Mr Shah has a number businesses in Australia and India and the Tribunal said a that more likely explanation of his absence was to "pursue his own business interest”, besides involvement in his family’s business for which Mr Shah claimed he was required to travel to India.
Mr Tavoularis said Mr Shah’s wife and children’s Australian citizenship was not sufficient to establish his close and continuing association with Australia.
The Tribunal noted that Mr Shah did not produce evidence of “significant ties with extended family in Australia” even though his brother-in-law and his family live in Coomera in Queensland.
“Such evidence could have existed if [Mr Shah] and his family had settled in the Coomera area to be near the family of his brother in law and sister in law.
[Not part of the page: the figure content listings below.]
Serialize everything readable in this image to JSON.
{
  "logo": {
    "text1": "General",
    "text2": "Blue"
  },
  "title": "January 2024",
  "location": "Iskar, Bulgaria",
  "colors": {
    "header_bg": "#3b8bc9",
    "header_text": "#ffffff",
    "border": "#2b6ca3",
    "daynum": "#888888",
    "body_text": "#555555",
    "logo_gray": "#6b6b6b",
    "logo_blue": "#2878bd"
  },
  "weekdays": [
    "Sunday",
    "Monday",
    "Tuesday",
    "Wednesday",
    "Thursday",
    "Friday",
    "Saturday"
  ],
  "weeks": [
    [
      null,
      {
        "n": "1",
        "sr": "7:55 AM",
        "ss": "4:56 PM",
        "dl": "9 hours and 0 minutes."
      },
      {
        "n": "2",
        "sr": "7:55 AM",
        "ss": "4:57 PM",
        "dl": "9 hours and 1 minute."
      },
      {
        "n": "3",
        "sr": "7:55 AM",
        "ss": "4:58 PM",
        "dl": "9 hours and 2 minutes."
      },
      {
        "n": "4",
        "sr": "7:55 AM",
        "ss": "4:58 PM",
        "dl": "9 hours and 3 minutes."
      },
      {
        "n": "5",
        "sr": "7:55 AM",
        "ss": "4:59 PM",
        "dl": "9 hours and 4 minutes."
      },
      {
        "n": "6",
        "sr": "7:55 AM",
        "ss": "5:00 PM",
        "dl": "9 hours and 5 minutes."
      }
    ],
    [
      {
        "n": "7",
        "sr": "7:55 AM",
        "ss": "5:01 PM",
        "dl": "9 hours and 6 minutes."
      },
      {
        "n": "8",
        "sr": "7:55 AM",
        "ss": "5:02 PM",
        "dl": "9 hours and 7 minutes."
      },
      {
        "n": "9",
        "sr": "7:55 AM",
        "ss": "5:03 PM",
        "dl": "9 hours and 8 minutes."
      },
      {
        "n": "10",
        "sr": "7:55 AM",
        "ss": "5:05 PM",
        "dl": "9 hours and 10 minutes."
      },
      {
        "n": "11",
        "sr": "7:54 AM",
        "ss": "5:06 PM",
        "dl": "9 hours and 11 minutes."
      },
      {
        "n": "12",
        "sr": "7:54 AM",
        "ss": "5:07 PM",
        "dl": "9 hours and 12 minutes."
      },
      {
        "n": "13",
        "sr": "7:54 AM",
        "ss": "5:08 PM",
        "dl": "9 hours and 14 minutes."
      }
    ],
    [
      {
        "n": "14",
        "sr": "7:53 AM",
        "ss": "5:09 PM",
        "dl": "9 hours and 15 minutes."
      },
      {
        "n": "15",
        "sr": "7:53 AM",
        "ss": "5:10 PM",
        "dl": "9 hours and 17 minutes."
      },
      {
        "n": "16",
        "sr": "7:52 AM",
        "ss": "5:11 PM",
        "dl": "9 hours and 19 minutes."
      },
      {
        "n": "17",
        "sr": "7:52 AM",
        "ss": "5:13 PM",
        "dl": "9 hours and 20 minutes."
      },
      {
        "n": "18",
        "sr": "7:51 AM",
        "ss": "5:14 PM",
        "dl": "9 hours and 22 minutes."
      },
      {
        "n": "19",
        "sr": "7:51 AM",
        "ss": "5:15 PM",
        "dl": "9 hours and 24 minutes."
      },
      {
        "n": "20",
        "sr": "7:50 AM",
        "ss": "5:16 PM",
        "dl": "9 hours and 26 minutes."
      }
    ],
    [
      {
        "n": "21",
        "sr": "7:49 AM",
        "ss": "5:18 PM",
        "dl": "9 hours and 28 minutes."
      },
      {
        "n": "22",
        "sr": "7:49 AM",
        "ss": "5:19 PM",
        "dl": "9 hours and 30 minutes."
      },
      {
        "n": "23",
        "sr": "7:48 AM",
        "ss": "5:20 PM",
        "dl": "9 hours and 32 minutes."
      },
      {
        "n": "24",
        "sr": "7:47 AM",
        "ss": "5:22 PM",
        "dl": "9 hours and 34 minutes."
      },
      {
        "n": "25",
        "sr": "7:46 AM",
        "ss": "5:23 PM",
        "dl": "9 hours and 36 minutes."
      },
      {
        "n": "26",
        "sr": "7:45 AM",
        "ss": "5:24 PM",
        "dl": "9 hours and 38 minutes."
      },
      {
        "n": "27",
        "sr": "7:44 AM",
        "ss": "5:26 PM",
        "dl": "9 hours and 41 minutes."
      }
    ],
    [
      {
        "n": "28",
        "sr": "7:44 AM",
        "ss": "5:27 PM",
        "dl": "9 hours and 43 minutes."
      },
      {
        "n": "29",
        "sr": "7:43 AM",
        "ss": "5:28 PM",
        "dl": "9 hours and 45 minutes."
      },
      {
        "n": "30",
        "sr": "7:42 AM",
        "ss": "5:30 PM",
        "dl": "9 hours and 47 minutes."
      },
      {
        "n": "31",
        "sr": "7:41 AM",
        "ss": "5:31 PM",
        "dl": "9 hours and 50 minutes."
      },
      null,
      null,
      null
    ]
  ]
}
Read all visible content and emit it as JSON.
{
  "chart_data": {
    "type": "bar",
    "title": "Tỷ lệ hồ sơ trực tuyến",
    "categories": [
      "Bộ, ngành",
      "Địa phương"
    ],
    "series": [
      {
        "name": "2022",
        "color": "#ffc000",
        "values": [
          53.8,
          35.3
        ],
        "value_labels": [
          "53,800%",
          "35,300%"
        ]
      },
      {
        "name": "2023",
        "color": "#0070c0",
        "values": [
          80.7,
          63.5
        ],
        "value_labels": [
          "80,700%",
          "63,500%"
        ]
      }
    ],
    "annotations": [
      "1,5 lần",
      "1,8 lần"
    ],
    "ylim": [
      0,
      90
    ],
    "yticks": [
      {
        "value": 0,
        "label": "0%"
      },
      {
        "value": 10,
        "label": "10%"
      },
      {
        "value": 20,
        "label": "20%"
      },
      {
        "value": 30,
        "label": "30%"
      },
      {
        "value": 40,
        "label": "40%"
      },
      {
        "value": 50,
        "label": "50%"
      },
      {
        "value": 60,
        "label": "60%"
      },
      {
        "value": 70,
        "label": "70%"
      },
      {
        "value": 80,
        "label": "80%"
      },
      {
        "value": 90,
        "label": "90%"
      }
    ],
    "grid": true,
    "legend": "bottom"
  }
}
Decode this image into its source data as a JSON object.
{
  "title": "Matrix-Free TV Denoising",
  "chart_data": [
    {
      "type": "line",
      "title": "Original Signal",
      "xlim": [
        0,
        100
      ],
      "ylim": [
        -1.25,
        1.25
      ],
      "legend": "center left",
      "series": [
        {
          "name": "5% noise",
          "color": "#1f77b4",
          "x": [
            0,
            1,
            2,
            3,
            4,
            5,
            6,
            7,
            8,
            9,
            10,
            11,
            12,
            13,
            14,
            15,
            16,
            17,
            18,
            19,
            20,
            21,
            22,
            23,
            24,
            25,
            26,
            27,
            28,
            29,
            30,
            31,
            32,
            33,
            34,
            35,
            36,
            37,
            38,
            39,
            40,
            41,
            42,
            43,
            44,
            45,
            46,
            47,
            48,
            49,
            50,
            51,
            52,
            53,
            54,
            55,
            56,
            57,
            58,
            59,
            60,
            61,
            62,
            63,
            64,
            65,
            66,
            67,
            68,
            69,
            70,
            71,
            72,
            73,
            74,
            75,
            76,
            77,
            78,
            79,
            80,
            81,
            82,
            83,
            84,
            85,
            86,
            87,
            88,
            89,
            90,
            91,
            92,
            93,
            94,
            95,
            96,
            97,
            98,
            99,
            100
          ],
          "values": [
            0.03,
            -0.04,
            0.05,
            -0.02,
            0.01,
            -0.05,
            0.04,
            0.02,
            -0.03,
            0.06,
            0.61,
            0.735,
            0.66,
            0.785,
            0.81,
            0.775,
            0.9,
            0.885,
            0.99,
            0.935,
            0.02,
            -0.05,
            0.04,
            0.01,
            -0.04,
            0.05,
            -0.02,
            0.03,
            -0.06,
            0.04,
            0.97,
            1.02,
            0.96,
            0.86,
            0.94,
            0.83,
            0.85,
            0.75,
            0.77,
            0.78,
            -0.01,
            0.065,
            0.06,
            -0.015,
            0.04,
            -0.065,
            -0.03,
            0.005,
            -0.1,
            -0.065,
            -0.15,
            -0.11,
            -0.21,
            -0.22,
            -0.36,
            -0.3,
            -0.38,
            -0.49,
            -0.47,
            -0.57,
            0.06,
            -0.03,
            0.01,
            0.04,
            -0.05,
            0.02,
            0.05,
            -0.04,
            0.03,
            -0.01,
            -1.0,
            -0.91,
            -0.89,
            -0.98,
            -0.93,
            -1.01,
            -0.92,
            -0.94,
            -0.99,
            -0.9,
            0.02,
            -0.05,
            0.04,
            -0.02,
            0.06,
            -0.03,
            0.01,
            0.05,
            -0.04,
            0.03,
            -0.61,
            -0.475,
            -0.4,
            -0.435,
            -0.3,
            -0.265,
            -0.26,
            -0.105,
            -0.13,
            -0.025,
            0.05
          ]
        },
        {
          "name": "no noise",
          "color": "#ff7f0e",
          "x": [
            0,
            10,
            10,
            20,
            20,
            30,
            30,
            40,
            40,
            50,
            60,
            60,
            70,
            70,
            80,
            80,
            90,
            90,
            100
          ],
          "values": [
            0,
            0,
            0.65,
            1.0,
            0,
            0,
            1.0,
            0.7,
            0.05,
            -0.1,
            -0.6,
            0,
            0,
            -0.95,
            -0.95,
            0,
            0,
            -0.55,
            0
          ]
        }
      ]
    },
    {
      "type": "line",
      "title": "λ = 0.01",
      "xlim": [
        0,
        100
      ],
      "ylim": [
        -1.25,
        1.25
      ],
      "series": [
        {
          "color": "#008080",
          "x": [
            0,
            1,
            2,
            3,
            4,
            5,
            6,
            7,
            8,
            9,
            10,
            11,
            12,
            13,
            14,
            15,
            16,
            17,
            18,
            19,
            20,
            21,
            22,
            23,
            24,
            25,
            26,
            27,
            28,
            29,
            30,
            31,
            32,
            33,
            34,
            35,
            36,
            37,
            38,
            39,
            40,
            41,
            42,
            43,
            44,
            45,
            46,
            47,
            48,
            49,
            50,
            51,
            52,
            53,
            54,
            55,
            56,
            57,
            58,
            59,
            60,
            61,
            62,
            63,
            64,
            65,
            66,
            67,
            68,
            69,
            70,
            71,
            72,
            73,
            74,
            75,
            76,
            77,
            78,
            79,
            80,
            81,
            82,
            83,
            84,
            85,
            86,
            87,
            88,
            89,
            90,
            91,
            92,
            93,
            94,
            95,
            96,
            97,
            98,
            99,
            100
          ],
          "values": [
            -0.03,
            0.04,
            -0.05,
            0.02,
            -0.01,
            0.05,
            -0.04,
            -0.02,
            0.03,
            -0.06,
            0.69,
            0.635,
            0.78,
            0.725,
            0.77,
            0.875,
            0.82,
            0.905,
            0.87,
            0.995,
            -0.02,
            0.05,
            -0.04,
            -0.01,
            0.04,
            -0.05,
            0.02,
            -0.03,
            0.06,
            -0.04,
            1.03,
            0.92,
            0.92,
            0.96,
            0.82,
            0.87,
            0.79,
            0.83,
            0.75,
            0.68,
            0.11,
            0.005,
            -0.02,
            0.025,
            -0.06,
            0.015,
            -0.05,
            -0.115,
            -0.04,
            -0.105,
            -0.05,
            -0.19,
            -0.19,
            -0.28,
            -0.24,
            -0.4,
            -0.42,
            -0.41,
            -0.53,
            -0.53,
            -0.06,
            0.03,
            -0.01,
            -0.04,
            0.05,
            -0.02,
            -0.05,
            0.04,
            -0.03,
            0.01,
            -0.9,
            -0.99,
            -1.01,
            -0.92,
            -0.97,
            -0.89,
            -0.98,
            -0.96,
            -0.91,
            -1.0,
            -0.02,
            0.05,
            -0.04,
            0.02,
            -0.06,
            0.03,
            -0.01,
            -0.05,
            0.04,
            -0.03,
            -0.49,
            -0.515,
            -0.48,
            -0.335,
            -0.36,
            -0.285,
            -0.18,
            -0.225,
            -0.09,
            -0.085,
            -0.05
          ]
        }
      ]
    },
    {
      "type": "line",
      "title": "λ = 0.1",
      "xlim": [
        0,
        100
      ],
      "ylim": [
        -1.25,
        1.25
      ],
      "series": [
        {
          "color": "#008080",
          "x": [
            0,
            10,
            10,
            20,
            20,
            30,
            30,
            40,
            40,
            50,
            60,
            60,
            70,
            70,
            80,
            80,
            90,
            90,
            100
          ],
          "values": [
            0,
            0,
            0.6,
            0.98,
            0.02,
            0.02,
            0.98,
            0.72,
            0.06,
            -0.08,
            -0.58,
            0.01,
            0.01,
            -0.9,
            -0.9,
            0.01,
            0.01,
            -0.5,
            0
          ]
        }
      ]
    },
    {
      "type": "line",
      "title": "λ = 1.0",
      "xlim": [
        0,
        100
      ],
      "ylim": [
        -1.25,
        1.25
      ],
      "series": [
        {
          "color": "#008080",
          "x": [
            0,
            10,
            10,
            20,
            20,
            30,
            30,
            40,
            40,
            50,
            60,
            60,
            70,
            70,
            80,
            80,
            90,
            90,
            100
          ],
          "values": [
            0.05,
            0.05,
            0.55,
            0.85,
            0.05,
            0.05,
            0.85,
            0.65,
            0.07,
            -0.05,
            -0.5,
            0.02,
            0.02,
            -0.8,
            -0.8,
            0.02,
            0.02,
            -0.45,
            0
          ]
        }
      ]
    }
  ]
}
Such evidence was effectively dispelled as a result of [him] causing his family to leave the Coomera area and to re-settle in Sydney,” said Mr Tavoularis, adding that he had not provided any evidence of reducing his involvement in his family’s businesses in India.
The DIBP told the Tribunal that for this reason, Mr Shah will continue to remain absent from Australia.
Mr Tavoularis said Mr Shah’s evidence was “self-serving in nature” for having travelled to India in January 2018 despite telling the Department of Immigration and Border Protection in April last year that he would not travel outside Australia after October 2017.
“The overall impression given by the evidence before the Tribunal is that the Applicant is itinerant and will move himself and his family wherever is convenient for him and his business interests at a given time,” he said, adding this caused “grave doubts” that Mr Shah would maintain a close and continuing association with Australia.